Отец Константина Карловича Зедергольма был реформаторским суперинтендантом в Москве. У него было еще несколько братьев: один из них был в последней кампании генералом в Закавказской армии и скончался немного ранее отца Климента. Вот что он мне сам говорил: «Семья наша была хорошая и почтенная, но, знаете, сухая, немецкая семья. Протестантство ничем не отталкивало меня, но ничем особенно и не привлекало. Церковная служба наша мне не нравилась. Я испытывал совершенно другое чувство, когда мне случалось бывать в православной церкви. Религиозные потребности мои были сильны, но все, что говорили наши пасторы мне было не совсем по сердцу; все это не удовлетворяло меня. Пасторов в Москве я знал несколько, и у каждого из них был личный оттенок. Отец мой был очень серьезный человек, с немного рациональным, скептическим оттенком. Это мне очень не нравилось; другой пастор разыгрывал из себя светского человека; третий был сухой фанатик. А вы не можете себе вообразить, как фанатизм на этой холодной протестантской почве не привлекателен… Я еще не был знаком ни с учением, ни с историей православной церкви, когда уже меня начинало влечь к ней, и когда формы ее начинали мне сильно нравиться… Тут явились и побочные влияния, национальные, вовсе не духовные, но и они, по смотрению Божию, косвенно помогли мне приблизиться к истине. Было обстоятельство, которое укрепило во мне желание стать русским. В университете[1] у меня были два друга, два товарища: покойный поэт Б.Н. Алмазов[2] и Тертий Иванович Филиппов[3], которые вам, и не вам только, а многим известны. С ними мне был очень весело и приятно. Алмазов был юноша привлекательного характера, любил острить и очень смешил. Т.И. Филиппов был тогда белокурый красавец в русском вкусе; он превосходно пел русские песни. Они оба много говорили мне о русском духе, о русской народности, о русской поэзии… Однажды я сказал: «Тертий Иванович, сделай меня русским». – «Для этого прежде всего надо стать православным», отвечал он. Вот это желание обрусеть косвенно тоже помогло моему обращению. Желание обрусения, симпатия к русским национальным формам славянофильского даже рода, с одной стороны, а с другой – неудовлетворенные протестантством сердечные потребности, – вот пути, которыми меня привел Господь сперва в церковь, а потом и сюда, в скит».
Сверх того, отец Климент говорил мне, что философия Шеллинга также много способствовала утверждению его, как в христианском чувстве вообще, так и в переход к вселенскому православию. Он находил, что никто прекраснее Шеллинга не объяснил мировой важности христианства, как исторического момента.
Зедергольм был одним из лучших студентов историко-филологического факультета и (если я не ошибаюсь) его прочили в профессора.

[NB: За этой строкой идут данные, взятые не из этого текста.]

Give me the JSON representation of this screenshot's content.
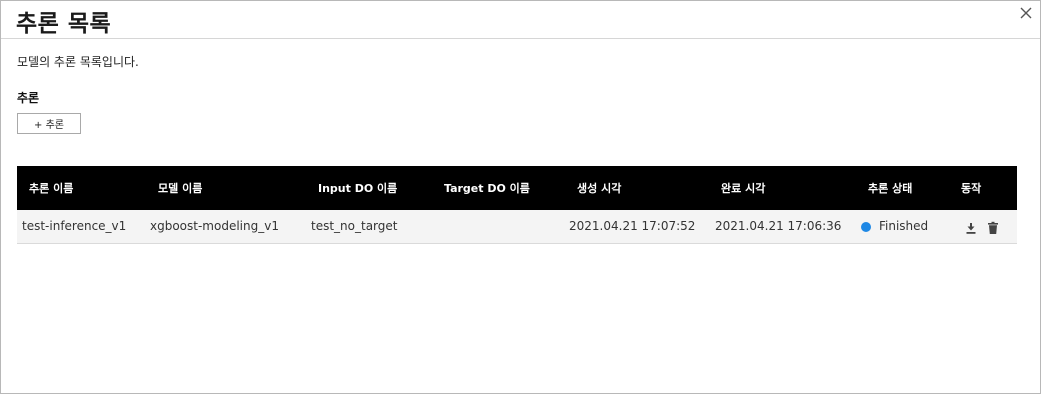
{
  "dialog": {
    "title": "추론 목록",
    "description": "모델의 추론 목록입니다.",
    "section_label": "추론",
    "add_button_label": "+ 추론",
    "close_icon": "close-icon"
  },
  "table": {
    "columns": [
      "추론 이름",
      "모델 이름",
      "Input DO 이름",
      "Target DO 이름",
      "생성 시각",
      "완료 시각",
      "추론 상태",
      "동작"
    ],
    "rows": [
      {
        "inference_name": "test-inference_v1",
        "model_name": "xgboost-modeling_v1",
        "input_do": "test_no_target",
        "target_do": "",
        "created_at": "2021.04.21 17:07:52",
        "completed_at": "2021.04.21 17:06:36",
        "status": "Finished",
        "status_color": "#1e88e5",
        "actions": [
          "download-icon",
          "trash-icon"
        ]
      }
    ]
  },
  "colors": {
    "header_bg": "#000000",
    "row_bg": "#f4f4f4",
    "status_finished": "#1e88e5"
  }
}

Покойный П.М. Леонтьев знал хорошо и уважал молодого Зедергольма и советовал ему посвятить свои способности и свое трудолюбие университетской науке.
«Но я тогда уже мечтал о монастыре, рассказывал мне отце Климент. Я был вечером у Павла Михайловича; он сидел за лампой, так что я не видал выражения его лица. Не знаю, что он думал, когда я, возражая на эти советы его отдаться светской науке, начал ему говорить об Оптиной пустыни, о преданиях старчества, об Оптинских знаменитых духовниках, о Паисии Величковском… Я говорил долго, с жаром. Павел Михайлович ничего мне не возразил».
Присоединился Зедергольм к православной церкви в 1853 году, в августе месяце, в Оптинском скиту. В краткой летописи скита описано, как было совершено над молодым человеком таинство миропомазания, каким утешением было это зрелище для всей скитской братии…[4]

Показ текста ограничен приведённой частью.